Sales is a tough profession; it is not intended for the faint of heart. I compare it to the “glass ceiling” that challenges very talented and accomplished women to succeed in today’s business environment. It’s the sales stigma that works against most salespeople trying to advance an opportunity with a new sales prospect.
“Slick”, “sleazy”, “pushy”, “insensitive” and “arrogant” are often used to describe the way salespeople do their job and “force” the prospect to buy what they are flogging.
It’s not a fair characteristic but it’s real.

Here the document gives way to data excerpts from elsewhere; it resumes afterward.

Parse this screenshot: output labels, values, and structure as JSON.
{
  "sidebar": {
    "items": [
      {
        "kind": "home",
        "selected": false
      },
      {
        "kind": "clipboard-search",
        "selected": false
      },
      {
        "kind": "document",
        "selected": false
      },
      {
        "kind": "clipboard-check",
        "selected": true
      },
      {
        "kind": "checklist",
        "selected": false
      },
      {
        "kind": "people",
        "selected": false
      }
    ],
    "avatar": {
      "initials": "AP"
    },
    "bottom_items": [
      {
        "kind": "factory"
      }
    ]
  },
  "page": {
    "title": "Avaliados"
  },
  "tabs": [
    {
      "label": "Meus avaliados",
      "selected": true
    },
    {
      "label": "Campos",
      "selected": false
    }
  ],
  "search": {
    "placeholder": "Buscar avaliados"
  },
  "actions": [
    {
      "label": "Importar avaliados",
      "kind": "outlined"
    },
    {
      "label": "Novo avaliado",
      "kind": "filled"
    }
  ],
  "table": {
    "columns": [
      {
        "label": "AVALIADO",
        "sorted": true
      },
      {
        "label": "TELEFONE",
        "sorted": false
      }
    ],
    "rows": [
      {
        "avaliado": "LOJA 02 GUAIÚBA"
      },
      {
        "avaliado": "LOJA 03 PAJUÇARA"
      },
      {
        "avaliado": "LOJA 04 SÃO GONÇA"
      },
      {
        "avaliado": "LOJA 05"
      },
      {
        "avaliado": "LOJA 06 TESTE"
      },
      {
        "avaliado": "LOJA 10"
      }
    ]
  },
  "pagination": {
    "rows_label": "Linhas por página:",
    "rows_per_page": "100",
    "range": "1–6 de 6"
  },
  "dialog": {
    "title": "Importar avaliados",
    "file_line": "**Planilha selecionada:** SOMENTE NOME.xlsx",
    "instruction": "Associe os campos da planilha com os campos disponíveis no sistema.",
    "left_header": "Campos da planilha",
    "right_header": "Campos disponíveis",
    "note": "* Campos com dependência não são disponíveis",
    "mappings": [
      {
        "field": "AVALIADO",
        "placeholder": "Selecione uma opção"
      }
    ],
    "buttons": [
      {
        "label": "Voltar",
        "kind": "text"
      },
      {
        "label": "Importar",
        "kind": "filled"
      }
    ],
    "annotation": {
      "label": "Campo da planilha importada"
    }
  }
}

It’s almost impossible to sell a prospect anything when they have this bias; when they are predisposed to believing that you really have no interest in their problems, needs and desires and that all you want to do is get the sale and move on to another prospect with the end game of making your bonus.
In sales, no trust = no sale.
Here’s some basic rules to follow to establish “newbie trust”. Remember there is absolutely no reason the newbie prospect should even give you the time of day, much less buy something from you.
Here are my proven trust-building actions.
- Accept that every newbie thinks you have a hidden agenda; all you want to do is make a sale and move on. Factor this reality into your attitude, demeanor and body language.
- Have a medium to long term goal in mind. Choose to maximize sales from this prospect over the long term. Your monthly quota will beget actions that will confirm to the prospect that indeed you are a flogger. Interested only in what YOU can get from the engagement.
- Ask lots of questions in your first encounter. Pitch your stuff only as an answer to a question THEY pose. Stay off your soapbox or you will lose your audience as they run for cover.
- Discover something personal about them. I’m not saying be invasive; simply listen for clues as to who they are and what they value. AND REMEMBER THEM.
- Make notes. Lots of notes. Ask for permission and ensure they see you as a copious note taker. It shows that you care about what they have to say.
- Forget about making a sale in your first encounter. The first conversation with a prospect should be about earning the right for a second conversation. As trust builds the number of potential conversations increases as well. And then… the sale!
Prospects need time. Rush it and you’re done. Push it and you’re done.
Take time and you just might earn the right to their business for more than one transaction.